Ataluren Delays Duchenne Muscular Dystrophy Progression
The STRIDE study (NCT04868656) data of heterozygous (XY) individuals with Duchenne muscular dystrophy (DMD) who were treated with ataluren (Translarna; PTC Therapeutics, South Plainfield, NJ) had slowed disease progression. Treatment with ataluren delayed loss of walking by more than 5 years in those treated with ataluren compared with standard of care (SoC) alone. Results also show pulmonary function decline was delayed by 1.8 years in those treated with ataluren vs SoC.
An analysis of a 5 years of registry data showed that participants treated with ataluren plus SoC lost ambulation at a median age of 17.9 years compared with 12.5 years for those on SoC alone. At 12 years, 80% of participants receiving ataluren plus SoC are still walking, compared with 52% of participants receiving SoC alone. Forced vital capacity (FVC) of 60% or less, the value at which respiratory therapy is typically required, occurred at a median age of 17.6 years with ataluren compared with 15.8 years without ataluren.

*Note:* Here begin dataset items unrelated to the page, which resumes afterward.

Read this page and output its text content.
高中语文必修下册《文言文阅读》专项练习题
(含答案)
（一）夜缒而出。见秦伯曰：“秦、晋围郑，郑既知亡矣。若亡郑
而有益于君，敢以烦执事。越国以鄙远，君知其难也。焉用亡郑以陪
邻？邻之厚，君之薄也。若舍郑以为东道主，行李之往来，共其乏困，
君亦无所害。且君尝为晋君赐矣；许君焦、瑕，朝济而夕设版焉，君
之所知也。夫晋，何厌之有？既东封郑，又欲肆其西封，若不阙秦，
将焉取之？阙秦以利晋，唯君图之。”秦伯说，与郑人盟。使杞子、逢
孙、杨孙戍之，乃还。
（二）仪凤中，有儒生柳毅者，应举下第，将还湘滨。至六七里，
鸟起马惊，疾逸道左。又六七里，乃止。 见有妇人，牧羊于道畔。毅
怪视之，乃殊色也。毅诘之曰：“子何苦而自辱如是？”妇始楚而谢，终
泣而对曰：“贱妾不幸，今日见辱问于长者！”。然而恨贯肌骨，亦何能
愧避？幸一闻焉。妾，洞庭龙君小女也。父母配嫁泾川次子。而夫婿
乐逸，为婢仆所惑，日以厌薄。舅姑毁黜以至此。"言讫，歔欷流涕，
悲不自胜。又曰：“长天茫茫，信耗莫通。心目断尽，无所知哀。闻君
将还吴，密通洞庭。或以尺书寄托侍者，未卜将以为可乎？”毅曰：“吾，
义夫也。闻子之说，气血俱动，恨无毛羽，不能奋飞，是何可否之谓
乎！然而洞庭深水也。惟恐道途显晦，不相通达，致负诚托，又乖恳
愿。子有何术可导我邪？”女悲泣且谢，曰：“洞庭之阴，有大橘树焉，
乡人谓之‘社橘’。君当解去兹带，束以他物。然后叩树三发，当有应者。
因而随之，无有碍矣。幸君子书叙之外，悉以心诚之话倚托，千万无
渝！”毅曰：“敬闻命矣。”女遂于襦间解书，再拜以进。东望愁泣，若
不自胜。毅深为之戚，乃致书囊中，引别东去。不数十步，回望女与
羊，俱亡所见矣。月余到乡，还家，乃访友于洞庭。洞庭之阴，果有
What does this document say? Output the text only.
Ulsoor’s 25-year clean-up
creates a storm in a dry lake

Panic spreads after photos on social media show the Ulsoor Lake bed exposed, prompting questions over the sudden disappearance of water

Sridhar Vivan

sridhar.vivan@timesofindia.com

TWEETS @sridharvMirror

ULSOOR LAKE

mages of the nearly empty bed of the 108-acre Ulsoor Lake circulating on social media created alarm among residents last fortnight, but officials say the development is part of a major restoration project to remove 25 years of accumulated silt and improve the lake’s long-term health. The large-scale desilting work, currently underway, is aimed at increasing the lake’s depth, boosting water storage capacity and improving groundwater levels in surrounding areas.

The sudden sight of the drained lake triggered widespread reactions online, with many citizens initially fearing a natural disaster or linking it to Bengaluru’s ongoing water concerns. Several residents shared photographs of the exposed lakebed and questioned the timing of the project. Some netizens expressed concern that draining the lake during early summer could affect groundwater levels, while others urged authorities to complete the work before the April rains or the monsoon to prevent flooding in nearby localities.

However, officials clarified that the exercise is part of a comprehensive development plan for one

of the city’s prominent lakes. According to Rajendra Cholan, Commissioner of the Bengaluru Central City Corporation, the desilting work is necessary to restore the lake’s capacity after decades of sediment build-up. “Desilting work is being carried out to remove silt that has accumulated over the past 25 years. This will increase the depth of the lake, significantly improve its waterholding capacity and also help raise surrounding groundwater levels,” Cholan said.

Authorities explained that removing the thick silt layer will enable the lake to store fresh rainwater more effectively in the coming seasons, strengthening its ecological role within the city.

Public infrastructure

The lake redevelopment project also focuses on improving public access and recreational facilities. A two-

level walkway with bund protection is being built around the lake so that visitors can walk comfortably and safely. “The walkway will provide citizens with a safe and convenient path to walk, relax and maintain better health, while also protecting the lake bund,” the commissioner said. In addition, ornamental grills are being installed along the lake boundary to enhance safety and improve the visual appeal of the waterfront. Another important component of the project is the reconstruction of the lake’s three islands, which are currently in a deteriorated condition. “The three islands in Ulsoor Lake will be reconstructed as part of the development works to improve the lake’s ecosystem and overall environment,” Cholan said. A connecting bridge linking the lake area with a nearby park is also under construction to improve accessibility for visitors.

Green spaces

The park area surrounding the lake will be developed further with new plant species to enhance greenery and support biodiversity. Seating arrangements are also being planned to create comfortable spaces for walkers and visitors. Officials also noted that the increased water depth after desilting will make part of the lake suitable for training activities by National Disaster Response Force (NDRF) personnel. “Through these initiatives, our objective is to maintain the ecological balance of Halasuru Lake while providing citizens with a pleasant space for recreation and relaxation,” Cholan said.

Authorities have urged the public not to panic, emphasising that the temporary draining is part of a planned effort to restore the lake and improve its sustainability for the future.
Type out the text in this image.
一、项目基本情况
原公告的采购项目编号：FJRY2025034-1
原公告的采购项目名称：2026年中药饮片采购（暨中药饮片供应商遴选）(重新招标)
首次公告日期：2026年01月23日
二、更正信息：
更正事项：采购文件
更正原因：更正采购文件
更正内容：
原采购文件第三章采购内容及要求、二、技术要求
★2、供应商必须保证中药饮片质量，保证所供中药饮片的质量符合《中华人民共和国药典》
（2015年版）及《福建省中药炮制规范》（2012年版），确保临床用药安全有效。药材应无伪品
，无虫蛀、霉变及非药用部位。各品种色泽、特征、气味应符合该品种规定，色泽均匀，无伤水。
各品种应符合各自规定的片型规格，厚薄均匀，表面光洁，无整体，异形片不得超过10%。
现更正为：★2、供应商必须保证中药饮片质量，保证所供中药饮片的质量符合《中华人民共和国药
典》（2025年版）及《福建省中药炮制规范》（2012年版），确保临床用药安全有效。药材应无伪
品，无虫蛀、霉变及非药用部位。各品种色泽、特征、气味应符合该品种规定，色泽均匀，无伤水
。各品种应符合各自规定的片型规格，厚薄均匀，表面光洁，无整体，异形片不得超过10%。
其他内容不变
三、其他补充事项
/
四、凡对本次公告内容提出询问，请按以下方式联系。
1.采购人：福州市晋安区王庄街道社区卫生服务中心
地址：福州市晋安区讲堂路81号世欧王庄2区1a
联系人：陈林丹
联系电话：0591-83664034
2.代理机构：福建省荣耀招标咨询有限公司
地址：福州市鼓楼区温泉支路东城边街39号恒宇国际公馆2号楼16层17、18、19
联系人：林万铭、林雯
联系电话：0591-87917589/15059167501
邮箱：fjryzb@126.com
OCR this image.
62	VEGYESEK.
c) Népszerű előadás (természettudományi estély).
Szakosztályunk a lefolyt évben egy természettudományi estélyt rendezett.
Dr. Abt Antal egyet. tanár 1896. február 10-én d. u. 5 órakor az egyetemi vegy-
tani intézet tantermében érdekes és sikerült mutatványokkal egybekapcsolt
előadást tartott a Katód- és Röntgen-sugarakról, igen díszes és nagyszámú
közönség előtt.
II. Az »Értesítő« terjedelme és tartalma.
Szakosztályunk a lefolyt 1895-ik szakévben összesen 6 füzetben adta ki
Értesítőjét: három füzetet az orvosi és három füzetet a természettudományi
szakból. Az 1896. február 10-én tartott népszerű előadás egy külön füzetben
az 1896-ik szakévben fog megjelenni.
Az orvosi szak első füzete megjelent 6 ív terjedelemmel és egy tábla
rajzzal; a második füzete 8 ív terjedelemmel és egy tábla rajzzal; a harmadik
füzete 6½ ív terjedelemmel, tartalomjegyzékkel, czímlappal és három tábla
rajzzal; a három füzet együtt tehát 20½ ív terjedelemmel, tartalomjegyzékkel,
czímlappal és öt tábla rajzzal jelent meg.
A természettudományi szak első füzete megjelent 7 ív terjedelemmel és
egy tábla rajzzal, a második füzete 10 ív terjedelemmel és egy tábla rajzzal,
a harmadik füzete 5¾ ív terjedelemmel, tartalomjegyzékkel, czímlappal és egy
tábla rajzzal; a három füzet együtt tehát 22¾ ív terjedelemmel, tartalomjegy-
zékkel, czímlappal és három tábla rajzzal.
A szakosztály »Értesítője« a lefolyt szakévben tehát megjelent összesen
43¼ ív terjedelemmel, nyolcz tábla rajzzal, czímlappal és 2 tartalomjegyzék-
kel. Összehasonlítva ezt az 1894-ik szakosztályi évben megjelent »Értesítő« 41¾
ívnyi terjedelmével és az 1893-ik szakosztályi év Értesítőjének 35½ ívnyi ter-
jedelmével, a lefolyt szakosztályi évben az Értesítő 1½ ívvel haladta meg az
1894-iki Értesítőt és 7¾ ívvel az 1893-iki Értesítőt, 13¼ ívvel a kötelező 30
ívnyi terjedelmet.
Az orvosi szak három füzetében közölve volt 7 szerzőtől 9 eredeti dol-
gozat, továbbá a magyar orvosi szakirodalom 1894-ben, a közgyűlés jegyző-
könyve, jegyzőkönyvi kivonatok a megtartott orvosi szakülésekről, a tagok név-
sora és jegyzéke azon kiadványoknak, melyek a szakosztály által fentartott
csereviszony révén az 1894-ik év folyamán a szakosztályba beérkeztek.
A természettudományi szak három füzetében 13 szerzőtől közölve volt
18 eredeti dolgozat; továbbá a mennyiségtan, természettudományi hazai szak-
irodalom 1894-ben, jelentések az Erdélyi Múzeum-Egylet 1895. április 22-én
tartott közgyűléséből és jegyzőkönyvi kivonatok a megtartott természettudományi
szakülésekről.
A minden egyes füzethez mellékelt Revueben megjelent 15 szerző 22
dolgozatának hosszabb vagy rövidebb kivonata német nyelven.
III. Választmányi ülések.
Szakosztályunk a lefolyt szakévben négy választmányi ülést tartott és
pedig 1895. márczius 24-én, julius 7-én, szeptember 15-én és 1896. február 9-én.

"The 5-year analysis of the STRIDE registry clearly demonstrates Translarna's profound impact on changing the course of disease progression, said Stuart W. Peltz, PhD, chief executive officer of PTC Therapeutics. "We are all proud to see Translana's life-changing effect on (those) with Duchenne. The results robustness showing both a 5-year delay in loss of walking as well as its ability to prolong lung function confirms what we have seen in our clinical trials. These results add to the totality of the evidence of Translarna's benefit for the patients and their families."
The study enrolled 241 participants from the STRIDE patient registry over the past 5 years. The data was compared with natural history from a propensity-score matched cohort in a long-term natural history study (the Cooperative International Neuromuscular Research Group (CINRG) natural history database of DMD patients).